The participation of smallholders in global commodity chains such as export horticulture has often been characterised as problematic given the high transaction costs that these farmers face. The involvement of small holders in Kenya’s export sector has therefore been hailed as an exception rather than the rule success story especially given the fact that it has developed largely under the private sector. However, changes in certain standards in export markets such food safety standards have posed a threat to these farmers’ participation. For example, there is increasing evidence that exporters of fresh produce prefer to work with larger farmers or even engage in production rather than work with small farmers.
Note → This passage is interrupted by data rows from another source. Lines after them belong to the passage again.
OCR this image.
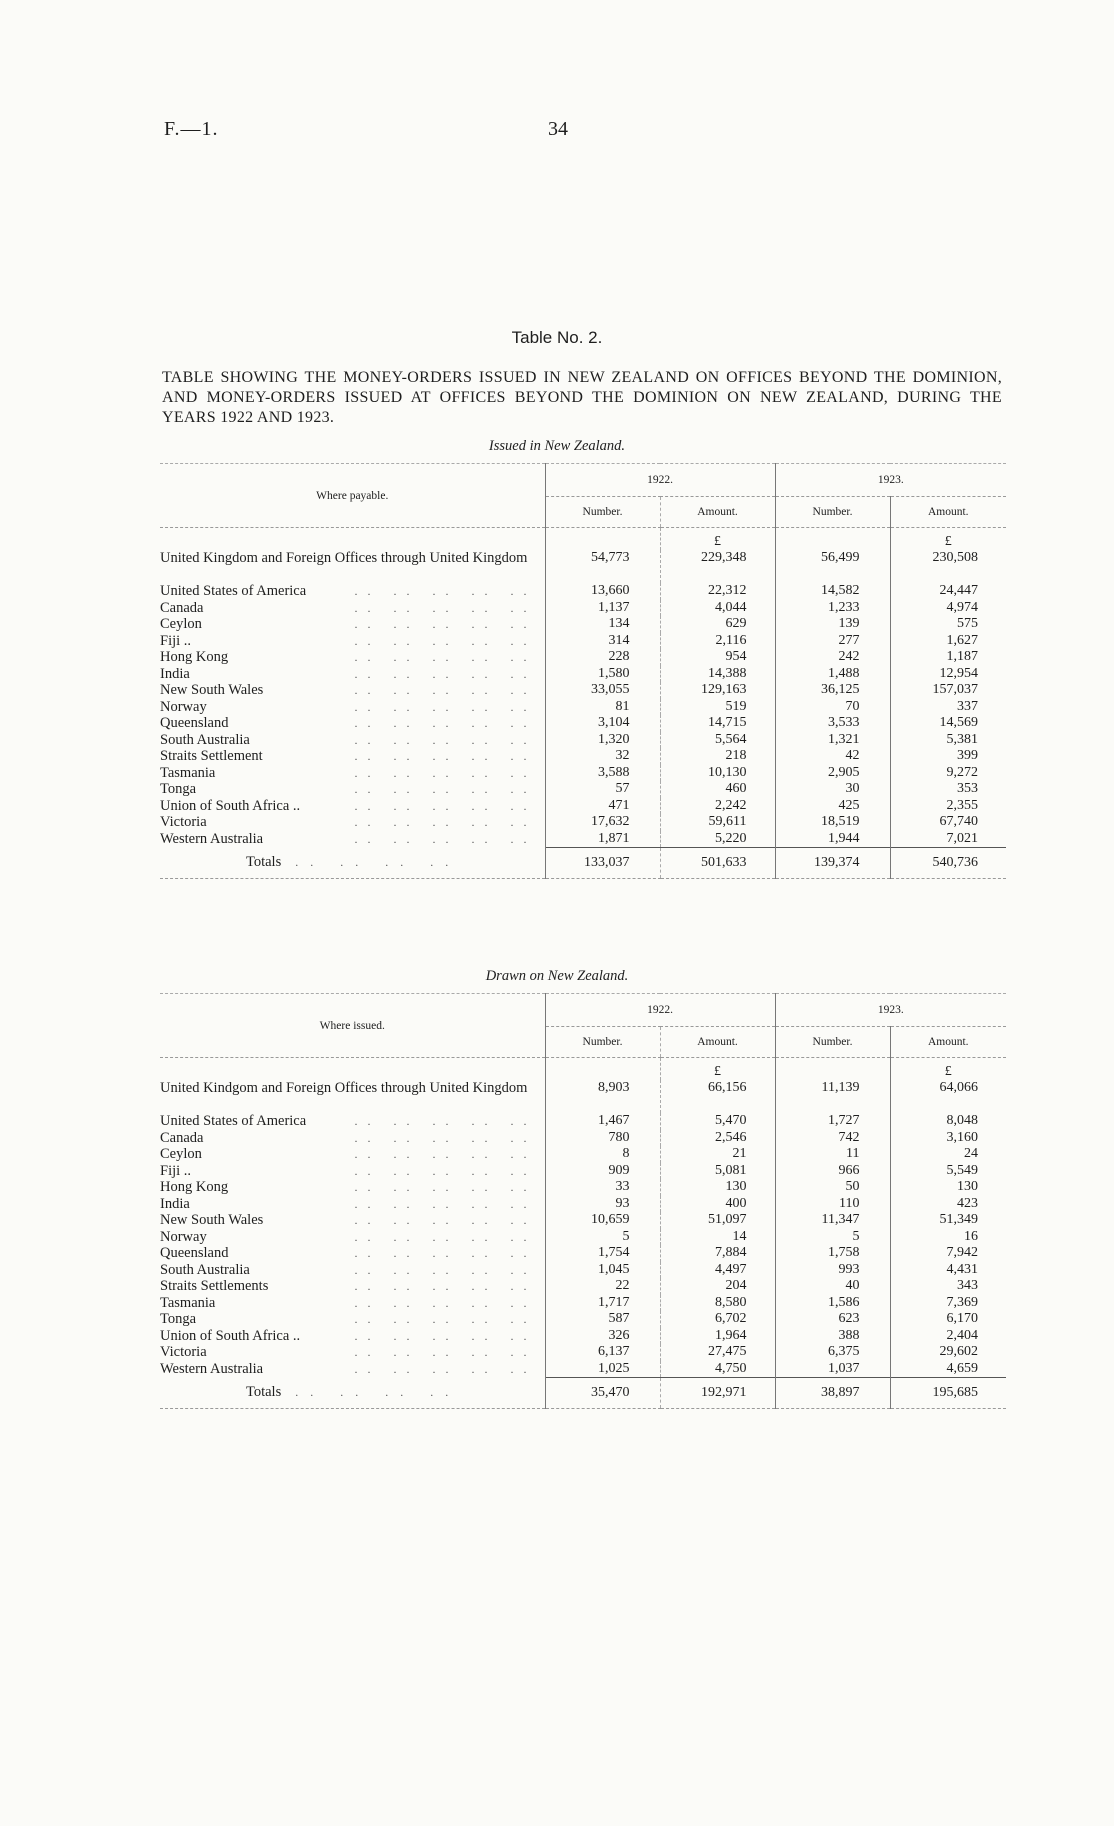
F.—1.	34
Table No. 2.
TABLE SHOWING THE MONEY-ORDERS ISSUED IN NEW ZEALAND ON OFFICES BEYOND THE DOMINION, AND MONEY-ORDERS ISSUED AT OFFICES BEYOND THE DOMINION ON NEW ZEALAND, DURING THE YEARS 1922 AND 1923.
Issued in New Zealand.
Where payable.	1922.		1923.	
	Number.	Amount.	Number.	Amount.
		£		£
United Kingdom and Foreign Offices through United Kingdom	54,773	229,348	56,499	230,508
United States of America .. .. .. .. ..	13,660	22,312	14,582	24,447
Canada .. .. .. .. ..	1,137	4,044	1,233	4,974
Ceylon .. .. .. .. ..	134	629	139	575
Fiji .. .. .. .. .. ..	314	2,116	277	1,627
Hong Kong .. .. .. .. ..	228	954	242	1,187
India .. .. .. .. ..	1,580	14,388	1,488	12,954
New South Wales .. .. .. .. ..	33,055	129,163	36,125	157,037
Norway .. .. .. .. ..	81	519	70	337
Queensland .. .. .. .. ..	3,104	14,715	3,533	14,569
South Australia .. .. .. .. ..	1,320	5,564	1,321	5,381
Straits Settlement .. .. .. .. ..	32	218	42	399
Tasmania .. .. .. .. ..	3,588	10,130	2,905	9,272
Tonga .. .. .. .. ..	57	460	30	353
Union of South Africa .. .. .. .. .. ..	471	2,242	425	2,355
Victoria .. .. .. .. ..	17,632	59,611	18,519	67,740
Western Australia .. .. .. .. ..	1,871	5,220	1,944	7,021
Totals .. .. .. ..	133,037	501,633	139,374	540,736
Drawn on New Zealand.
Where issued.	1922.		1923.	
	Number.	Amount.	Number.	Amount.
		£		£
United Kindgom and Foreign Offices through United Kingdom	8,903	66,156	11,139	64,066
United States of America .. .. .. .. ..	1,467	5,470	1,727	8,048
Canada .. .. .. .. ..	780	2,546	742	3,160
Ceylon .. .. .. .. ..	8	21	11	24
Fiji .. .. .. .. .. ..	909	5,081	966	5,549
Hong Kong .. .. .. .. ..	33	130	50	130
India .. .. .. .. ..	93	400	110	423
New South Wales .. .. .. .. ..	10,659	51,097	11,347	51,349
Norway .. .. .. .. ..	5	14	5	16
Queensland .. .. .. .. ..	1,754	7,884	1,758	7,942
South Australia .. .. .. .. ..	1,045	4,497	993	4,431
Straits Settlements .. .. .. .. ..	22	204	40	343
Tasmania .. .. .. .. ..	1,717	8,580	1,586	7,369
Tonga .. .. .. .. ..	587	6,702	623	6,170
Union of South Africa .. .. .. .. .. ..	326	1,964	388	2,404
Victoria .. .. .. .. ..	6,137	27,475	6,375	29,602
Western Australia .. .. .. .. ..	1,025	4,750	1,037	4,659
Totals .. .. .. ..	35,470	192,971	38,897	195,685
If smallholders are going to continue participating in export horticulture value chains, they will have to among other things develop and participate in institutional arrangements that reduce the increasing transaction costs brought about by international food safety standards. This study aims to describe the various institutional arrangements that small farmers use to participate in export horticulture and the challenges and constraints they face within these arrangements. In addition, it will determine factors that affect farmers’ choice of alternative institutional arrangements that exist. A survey of 240 farmers was carried out in Kirinyaga to obtain household data and 4 focus group discussions were held in each of the four districts in Kirinyaga. The case study methodology was used to gather in-depth information on the key institutional arrangements used by farmers. The study found that the most dominant institutional arrangements were selling individually to brokers, followed by selling as part of a group to an exporter. Some farmers were involved in more than one arrangement perhaps as a strategy to overcome the inherent disadvantages found in some arrangements.